The New Orleans locale is inspired, albeit this is something of a fantasy Big Easy, but it’s recognizable nonetheless. New Orleans is the kind of city that has enough mystery and romance that other cities can only hope for; only New York and San Francisco among American cities have the kind of cachet that the Crescent City possesses, and the jazz age New Orleans is something special again.

There are some passable musical numbers but oddly enough, many of them bring the movie to a grinding halt as the characters go into a song and dance routine that temporarily halts the story’s progression. Personally, I might have cut two or three of the numbers, but I might be in the minority on this one; certainly kids will love the brassy, jazzy music that has a touch of modern hip-hop, gospel and even rock and roll on the edge. This isn’t your mommy and daddy’s Disney.

And yet, in a very real way, it is. This is very much the kind of movie that Disney was making ten years ago to great success and had it been released then, it might well be considered a classic on the level of, say, The Little Mermaid. Even so, it is better than most of the Disney releases before and after that incredible run in the last decade, and marks a welcome return of an art form that was certainly on the endangered list. For that accomplishment alone, regardless of the social implications of an African-American princess (which are certainly important in their own right), this movie deserves a respectful audience, who will be rewarded with a rollicking good time.
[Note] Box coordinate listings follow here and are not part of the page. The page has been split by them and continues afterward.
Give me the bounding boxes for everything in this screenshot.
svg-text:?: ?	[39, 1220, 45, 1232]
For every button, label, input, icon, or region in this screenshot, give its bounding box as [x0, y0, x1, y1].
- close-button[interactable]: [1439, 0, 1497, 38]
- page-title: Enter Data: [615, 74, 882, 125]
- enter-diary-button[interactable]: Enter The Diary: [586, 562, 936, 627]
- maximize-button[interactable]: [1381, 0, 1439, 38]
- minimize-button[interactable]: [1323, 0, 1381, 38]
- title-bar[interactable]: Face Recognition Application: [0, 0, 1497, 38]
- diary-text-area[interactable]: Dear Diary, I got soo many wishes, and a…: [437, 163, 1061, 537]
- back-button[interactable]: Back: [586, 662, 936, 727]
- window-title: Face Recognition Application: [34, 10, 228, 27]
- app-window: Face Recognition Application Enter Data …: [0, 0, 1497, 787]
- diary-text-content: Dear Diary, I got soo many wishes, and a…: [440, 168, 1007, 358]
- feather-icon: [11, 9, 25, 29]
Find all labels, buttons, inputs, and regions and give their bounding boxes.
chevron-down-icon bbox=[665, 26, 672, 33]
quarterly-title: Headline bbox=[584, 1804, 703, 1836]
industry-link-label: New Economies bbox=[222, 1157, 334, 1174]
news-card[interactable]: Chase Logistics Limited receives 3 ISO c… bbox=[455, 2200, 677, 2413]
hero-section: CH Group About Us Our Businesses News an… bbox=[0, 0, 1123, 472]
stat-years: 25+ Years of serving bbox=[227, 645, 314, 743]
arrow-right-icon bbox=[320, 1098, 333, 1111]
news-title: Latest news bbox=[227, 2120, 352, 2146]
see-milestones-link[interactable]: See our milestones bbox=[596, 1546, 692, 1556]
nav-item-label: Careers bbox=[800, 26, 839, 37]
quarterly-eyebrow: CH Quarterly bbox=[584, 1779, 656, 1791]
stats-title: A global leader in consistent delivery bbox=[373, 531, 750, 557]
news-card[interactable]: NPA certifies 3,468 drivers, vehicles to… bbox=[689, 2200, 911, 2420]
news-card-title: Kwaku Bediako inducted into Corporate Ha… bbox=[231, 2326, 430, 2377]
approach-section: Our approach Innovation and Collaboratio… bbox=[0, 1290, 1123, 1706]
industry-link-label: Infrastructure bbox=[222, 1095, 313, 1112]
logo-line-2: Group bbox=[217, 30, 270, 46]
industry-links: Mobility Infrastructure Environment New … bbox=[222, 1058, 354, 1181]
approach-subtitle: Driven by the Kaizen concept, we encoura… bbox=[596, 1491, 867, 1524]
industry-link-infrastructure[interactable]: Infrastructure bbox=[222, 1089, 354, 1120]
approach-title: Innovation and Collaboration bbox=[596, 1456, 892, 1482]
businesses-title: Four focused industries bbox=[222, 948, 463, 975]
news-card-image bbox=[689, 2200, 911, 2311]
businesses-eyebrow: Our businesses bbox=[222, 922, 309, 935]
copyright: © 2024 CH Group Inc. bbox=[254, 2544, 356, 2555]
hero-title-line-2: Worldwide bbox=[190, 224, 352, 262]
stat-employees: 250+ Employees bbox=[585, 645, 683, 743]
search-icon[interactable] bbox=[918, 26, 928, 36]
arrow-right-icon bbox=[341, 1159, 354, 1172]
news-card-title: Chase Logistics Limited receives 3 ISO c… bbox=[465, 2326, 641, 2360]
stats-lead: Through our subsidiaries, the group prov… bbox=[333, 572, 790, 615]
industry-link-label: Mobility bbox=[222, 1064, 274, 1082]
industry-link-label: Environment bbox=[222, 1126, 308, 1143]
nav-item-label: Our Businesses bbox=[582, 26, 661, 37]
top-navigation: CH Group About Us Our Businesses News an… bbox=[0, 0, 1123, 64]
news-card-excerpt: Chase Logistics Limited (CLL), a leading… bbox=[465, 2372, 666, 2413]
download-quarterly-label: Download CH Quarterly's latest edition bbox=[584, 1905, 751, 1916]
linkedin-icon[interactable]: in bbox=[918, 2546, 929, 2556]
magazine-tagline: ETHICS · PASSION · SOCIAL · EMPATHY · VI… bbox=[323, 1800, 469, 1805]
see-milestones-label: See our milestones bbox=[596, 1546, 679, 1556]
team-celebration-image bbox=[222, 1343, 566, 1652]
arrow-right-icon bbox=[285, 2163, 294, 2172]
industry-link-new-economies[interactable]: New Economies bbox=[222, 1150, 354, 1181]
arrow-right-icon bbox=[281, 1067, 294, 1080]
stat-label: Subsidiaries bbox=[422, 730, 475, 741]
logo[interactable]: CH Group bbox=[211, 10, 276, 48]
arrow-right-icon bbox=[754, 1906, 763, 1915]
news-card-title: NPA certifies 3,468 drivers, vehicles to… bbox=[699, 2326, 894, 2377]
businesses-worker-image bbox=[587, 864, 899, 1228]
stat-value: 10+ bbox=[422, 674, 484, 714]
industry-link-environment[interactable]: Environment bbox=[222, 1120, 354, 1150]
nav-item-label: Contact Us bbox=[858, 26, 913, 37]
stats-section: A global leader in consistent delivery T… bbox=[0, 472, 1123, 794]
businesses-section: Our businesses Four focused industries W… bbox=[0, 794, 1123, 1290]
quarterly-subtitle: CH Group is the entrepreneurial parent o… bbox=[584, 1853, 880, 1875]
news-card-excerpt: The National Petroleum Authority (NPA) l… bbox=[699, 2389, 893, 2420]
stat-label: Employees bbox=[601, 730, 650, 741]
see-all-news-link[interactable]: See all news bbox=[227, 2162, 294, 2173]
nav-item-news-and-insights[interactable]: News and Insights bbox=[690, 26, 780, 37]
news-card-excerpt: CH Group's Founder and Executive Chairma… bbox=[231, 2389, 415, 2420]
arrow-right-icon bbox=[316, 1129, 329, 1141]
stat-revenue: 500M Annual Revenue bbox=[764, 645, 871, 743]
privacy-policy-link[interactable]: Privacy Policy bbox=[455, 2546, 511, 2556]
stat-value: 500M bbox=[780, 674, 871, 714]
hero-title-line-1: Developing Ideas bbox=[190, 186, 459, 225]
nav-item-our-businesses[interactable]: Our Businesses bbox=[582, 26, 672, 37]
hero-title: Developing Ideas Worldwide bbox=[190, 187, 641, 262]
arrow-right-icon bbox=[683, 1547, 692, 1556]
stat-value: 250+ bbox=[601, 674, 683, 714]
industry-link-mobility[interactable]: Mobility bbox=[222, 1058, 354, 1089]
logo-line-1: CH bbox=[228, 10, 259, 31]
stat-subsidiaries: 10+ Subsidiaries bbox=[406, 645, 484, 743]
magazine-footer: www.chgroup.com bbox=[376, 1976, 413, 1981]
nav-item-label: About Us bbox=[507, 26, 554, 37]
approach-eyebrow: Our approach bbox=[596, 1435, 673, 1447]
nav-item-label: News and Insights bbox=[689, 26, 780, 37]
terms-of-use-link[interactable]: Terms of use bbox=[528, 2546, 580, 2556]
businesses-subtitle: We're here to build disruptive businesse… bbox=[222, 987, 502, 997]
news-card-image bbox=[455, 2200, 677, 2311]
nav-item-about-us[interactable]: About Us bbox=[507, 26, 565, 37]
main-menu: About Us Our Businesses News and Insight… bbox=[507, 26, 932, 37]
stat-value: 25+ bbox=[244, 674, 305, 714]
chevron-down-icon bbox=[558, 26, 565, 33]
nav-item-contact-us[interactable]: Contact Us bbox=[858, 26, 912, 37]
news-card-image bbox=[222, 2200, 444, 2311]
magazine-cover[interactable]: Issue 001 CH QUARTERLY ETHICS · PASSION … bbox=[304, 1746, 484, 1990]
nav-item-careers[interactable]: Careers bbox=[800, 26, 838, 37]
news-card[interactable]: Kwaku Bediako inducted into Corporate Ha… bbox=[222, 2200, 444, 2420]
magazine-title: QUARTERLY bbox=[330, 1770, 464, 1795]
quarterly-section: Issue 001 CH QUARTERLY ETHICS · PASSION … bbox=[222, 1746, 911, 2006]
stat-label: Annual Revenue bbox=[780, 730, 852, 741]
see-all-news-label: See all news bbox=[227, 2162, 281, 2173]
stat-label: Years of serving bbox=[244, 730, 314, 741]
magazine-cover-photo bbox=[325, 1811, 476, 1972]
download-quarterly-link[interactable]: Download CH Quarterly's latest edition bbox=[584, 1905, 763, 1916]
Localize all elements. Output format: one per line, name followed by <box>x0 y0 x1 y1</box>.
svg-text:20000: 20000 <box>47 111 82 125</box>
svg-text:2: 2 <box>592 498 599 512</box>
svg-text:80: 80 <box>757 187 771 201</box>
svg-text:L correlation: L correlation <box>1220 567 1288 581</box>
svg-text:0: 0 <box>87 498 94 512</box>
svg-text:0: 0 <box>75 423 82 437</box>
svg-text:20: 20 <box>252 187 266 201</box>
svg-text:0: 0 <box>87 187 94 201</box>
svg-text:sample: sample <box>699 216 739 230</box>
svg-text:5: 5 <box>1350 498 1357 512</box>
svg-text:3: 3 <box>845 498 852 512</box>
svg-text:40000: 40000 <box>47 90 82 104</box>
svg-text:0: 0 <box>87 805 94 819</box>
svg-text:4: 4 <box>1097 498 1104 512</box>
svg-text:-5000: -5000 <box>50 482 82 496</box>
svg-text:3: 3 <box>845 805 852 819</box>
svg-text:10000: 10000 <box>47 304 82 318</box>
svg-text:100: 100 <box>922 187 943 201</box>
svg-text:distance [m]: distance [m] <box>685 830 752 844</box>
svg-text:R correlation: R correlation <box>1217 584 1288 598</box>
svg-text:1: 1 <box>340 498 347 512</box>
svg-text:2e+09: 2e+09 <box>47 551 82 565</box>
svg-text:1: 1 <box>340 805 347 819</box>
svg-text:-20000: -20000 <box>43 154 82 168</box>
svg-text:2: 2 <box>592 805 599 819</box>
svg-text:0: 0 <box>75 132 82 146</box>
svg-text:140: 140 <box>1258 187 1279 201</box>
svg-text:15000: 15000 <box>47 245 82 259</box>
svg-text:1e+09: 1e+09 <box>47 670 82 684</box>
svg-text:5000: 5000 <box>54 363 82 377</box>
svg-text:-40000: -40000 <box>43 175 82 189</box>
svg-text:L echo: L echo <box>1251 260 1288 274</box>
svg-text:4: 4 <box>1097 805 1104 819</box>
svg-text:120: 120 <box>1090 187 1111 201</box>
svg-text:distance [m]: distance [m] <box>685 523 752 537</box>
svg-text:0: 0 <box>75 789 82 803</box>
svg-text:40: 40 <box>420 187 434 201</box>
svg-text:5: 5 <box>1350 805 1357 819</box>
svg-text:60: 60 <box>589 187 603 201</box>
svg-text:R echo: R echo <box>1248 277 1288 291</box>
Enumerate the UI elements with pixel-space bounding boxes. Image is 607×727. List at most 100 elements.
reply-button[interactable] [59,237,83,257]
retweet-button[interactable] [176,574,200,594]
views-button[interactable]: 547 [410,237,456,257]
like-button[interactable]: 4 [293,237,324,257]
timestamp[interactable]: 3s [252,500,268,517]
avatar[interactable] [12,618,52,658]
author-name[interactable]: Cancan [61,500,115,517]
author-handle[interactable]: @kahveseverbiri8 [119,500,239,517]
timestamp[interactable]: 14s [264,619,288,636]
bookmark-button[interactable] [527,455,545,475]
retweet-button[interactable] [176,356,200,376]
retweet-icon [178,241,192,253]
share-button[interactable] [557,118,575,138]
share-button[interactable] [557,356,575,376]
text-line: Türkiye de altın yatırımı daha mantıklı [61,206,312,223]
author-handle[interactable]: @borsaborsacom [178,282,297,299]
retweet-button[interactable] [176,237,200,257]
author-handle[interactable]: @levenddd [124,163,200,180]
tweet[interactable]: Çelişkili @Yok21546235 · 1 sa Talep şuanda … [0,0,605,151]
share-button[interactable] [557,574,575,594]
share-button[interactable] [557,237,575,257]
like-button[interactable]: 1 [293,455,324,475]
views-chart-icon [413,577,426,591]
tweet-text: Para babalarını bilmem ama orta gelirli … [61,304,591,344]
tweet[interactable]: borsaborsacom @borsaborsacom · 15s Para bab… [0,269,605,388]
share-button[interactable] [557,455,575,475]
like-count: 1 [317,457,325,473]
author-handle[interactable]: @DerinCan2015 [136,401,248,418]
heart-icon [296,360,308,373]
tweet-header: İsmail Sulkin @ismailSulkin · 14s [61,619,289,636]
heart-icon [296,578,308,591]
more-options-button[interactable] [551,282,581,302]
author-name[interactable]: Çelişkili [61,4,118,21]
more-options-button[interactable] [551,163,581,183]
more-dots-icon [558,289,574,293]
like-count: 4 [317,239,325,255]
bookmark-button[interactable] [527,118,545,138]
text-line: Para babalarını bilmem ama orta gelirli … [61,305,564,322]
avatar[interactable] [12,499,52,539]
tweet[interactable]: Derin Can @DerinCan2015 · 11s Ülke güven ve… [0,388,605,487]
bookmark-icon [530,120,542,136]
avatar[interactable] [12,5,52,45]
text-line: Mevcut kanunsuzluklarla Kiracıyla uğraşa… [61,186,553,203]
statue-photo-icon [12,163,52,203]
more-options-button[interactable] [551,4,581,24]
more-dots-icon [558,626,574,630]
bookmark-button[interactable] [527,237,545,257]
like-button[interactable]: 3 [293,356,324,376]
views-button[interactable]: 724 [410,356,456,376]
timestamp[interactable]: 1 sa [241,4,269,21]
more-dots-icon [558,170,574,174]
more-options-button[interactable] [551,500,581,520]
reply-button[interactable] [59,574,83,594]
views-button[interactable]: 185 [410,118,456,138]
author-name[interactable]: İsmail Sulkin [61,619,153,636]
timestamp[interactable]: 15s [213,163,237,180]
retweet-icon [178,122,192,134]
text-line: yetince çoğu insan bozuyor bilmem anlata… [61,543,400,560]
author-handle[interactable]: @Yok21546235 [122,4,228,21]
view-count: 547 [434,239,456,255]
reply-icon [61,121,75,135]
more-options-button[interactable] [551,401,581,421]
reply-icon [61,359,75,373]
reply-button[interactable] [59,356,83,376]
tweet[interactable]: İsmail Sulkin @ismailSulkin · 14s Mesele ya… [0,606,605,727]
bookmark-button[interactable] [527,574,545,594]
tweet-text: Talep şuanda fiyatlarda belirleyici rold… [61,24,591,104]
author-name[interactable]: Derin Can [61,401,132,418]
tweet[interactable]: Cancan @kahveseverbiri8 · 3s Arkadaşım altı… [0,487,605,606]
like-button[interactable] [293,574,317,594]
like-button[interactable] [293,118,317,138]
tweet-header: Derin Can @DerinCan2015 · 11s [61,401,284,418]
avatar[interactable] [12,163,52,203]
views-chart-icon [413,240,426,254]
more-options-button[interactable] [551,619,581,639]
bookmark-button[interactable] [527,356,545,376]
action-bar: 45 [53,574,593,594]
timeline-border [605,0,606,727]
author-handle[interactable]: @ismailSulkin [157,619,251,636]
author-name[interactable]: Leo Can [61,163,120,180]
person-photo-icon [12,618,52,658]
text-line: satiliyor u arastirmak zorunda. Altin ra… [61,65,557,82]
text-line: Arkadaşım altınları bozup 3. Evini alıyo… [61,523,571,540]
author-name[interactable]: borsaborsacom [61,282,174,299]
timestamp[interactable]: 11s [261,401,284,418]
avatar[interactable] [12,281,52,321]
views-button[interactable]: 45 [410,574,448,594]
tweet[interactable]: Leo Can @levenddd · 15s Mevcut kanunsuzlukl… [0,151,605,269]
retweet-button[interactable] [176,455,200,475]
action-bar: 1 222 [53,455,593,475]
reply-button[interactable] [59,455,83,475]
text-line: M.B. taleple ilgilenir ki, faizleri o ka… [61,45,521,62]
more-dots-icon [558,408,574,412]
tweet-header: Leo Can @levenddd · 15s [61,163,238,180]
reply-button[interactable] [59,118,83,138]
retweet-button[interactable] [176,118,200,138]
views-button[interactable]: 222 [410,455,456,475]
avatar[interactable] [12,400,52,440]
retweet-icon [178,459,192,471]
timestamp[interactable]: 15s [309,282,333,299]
WHY RENT THIS: The first hand-drawn Disney animation in six years is worth celebrating; it is also a return to form for an artform that has widely lost its luster with the explosion of computer animation which Pixar helped usher in.

WHY RENT SOMETHING ELSE: Two many musical numbers stops the films momentum dead in its tracks from time to time.

FAMILY VALUES: Suitable for all audiences – c’mon, it’s DISNEY, you know.

TRIVIAL PURSUIT: Not only is this the first Disney film to feature an African-American princess, it is the first to feature a left-handed princess (Rose is also left-handed and she requested that the animators make her character the same).

NOTABLE DVD EXTRAS: The Blu-Ray includes featurettes on the history of Disney Princesses and how the newest one fits in. There is also an interactive game for the kids, as well as a music video of Ne-Yo’s “Never Knew I Needed You.” All in all, chock full of goodies as is the way Disney normally does things.

BOX OFFICE PERFORMANCE: $267M on a production budget of $105M; the movie was profitable.